No domínio da historiografia legou-nos o excelente trabalho "Dona Maria I", que bastaria para o celebrizar além das já mencionadas "Cartas da Rainha D. Mariana Vitória" (lastimavelmente não passaram do tomo I), de "O Problema da sucessão do Rei D. João VI na História de Portugal do Sr. Fortunato de Almeida", de "Vinte e oito anos de guerra — 1640-1668", de "El-Rei D. Miguel e a sua Descendência", de "História Breve de Portugal" (torpemente atacada, na sua 2.ª edição, por um saltimbanco da política nacional que, se um dia está ao lado do reviralho, no dia seguinte faz tagatés à situação), etc., etc. Foi, sem dúvida, enquanto historiador que mais se destacou Caetano Beirão, convindo, todavia, não esquecer o cronista de "As Grandes Reportagens de outros tempos", (com o pseudónimo de Amador Patrício), e de "Via Latina", com capítulos em que palpita a sua admiração pela extraordinária figura de Benito Mussolini e um grande amor pela Itália.

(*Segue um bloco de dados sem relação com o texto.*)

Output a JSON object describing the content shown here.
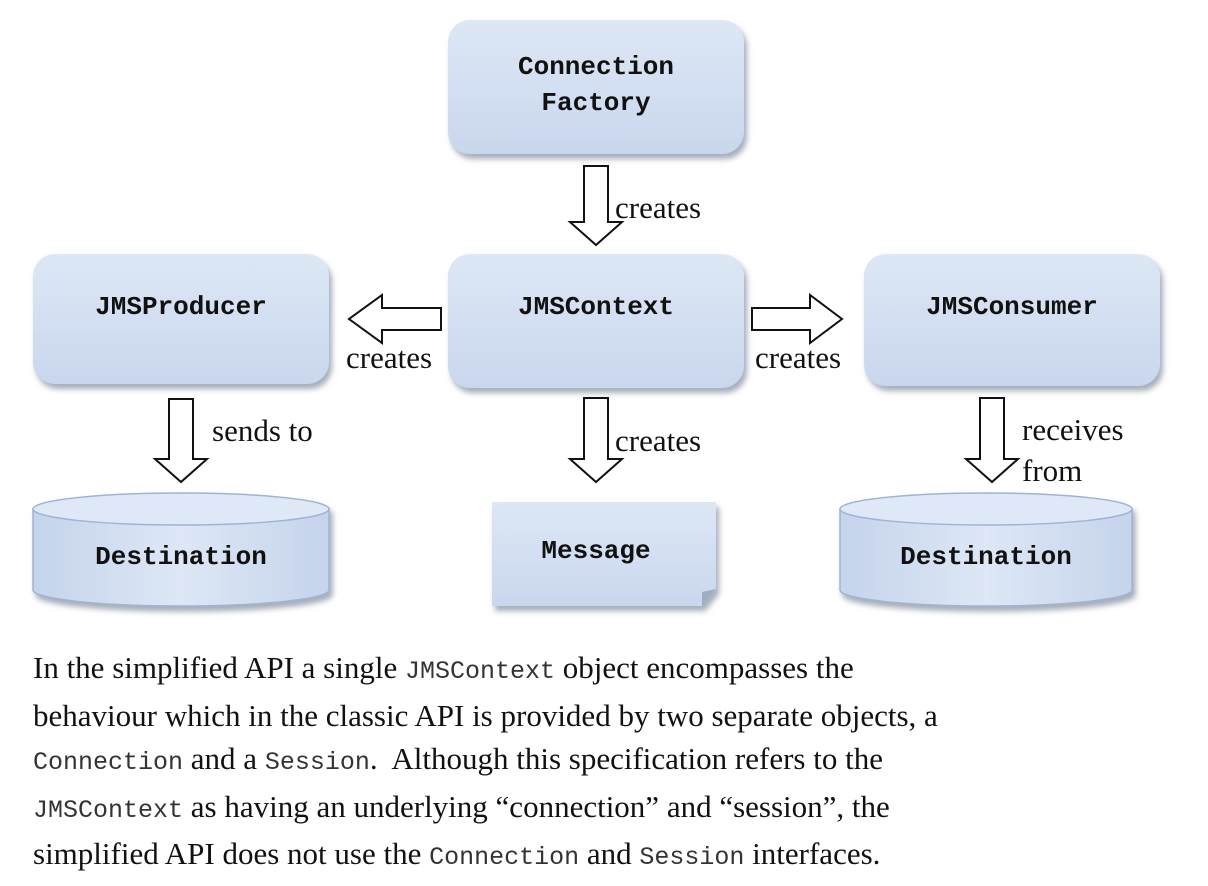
{
  "nodes": {
    "connection_factory": {
      "line1": "Connection",
      "line2": "Factory"
    },
    "jms_context": "JMSContext",
    "jms_producer": "JMSProducer",
    "jms_consumer": "JMSConsumer",
    "message": "Message",
    "destination_left": "Destination",
    "destination_right": "Destination"
  },
  "edges": {
    "factory_to_context": "creates",
    "context_to_producer": "creates",
    "context_to_consumer": "creates",
    "context_to_message": "creates",
    "producer_to_destination": "sends to",
    "consumer_from_destination": {
      "line1": "receives",
      "line2": "from"
    }
  },
  "caption": {
    "l1_a": "In the simplified API a single ",
    "l1_code": "JMSContext",
    "l1_b": " object encompasses the",
    "l2": "behaviour which in the classic API is provided by two separate objects, a",
    "l3_code1": "Connection",
    "l3_a": " and a ",
    "l3_code2": "Session",
    "l3_b": ".  Although this specification refers to the",
    "l4_code": "JMSContext",
    "l4_a": " as having an underlying “connection” and “session”, the",
    "l5_a": "simplified API does not use the ",
    "l5_code1": "Connection",
    "l5_b": " and ",
    "l5_code2": "Session",
    "l5_c": " interfaces."
  },
  "colors": {
    "box_fill": "#d4e0f2",
    "box_shadow": "#9aa6b8",
    "arrow_stroke": "#111111"
  }
}
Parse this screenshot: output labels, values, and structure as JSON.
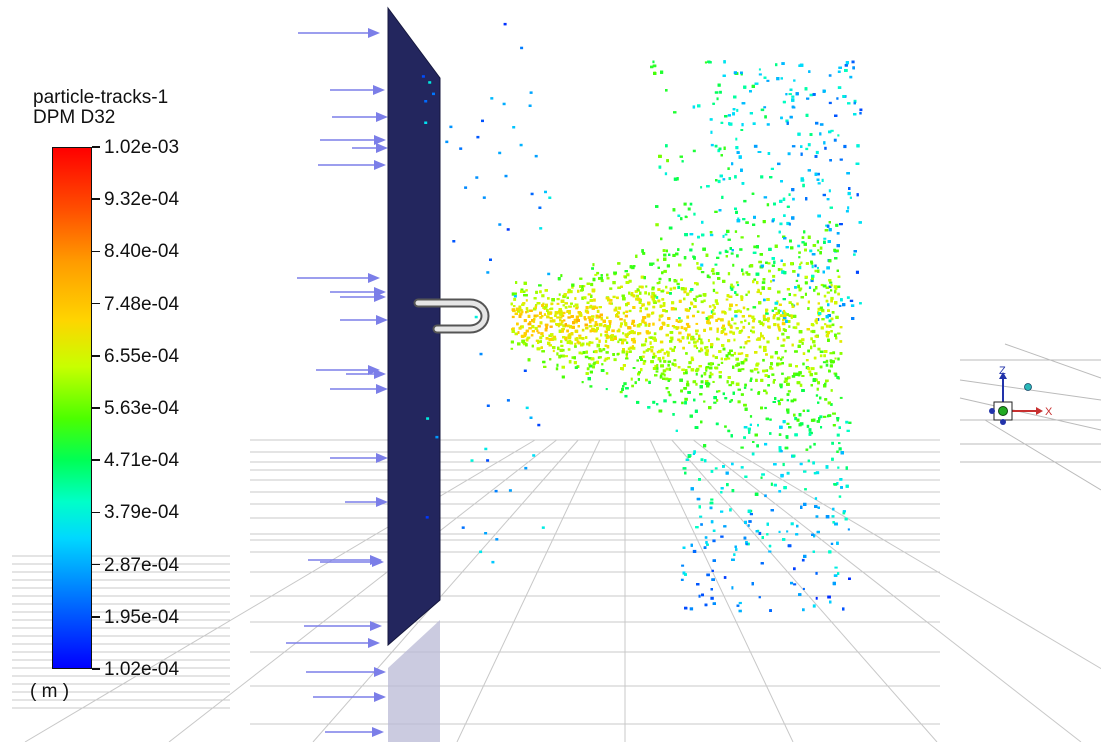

No entanto, no instante em que Caetano Beirão nos deixou definitivamente, mais do que à sua obra — obra que, na sua maior parte, não perecerá, apesar de lhe faltarem as consagrações da fama fácil e os aplausos de suspeitos intuitos — o que rememorámos com nostalgia foi a sua figura, tranquila mas inquebrantável, o seu aprumo inalterável, a sua gentileza na amizade. Com ele desapareceu um pouco de nós próprios, dos nossos anos de aprendizagens, quimeras, entusiasmos, pugnas, enfim, aquela época encantada cujo perfume se foi diluindo no dobrar dos anos, a época em que éramos jovens confiantes, despreocupados e pensávamos, candidamente, que um futuro cheio de feitos e aventuras nos aguardava e chamava por nós.
António José de Brito
(In «Agora», n.º 344, 17.02.1968., pág. 12).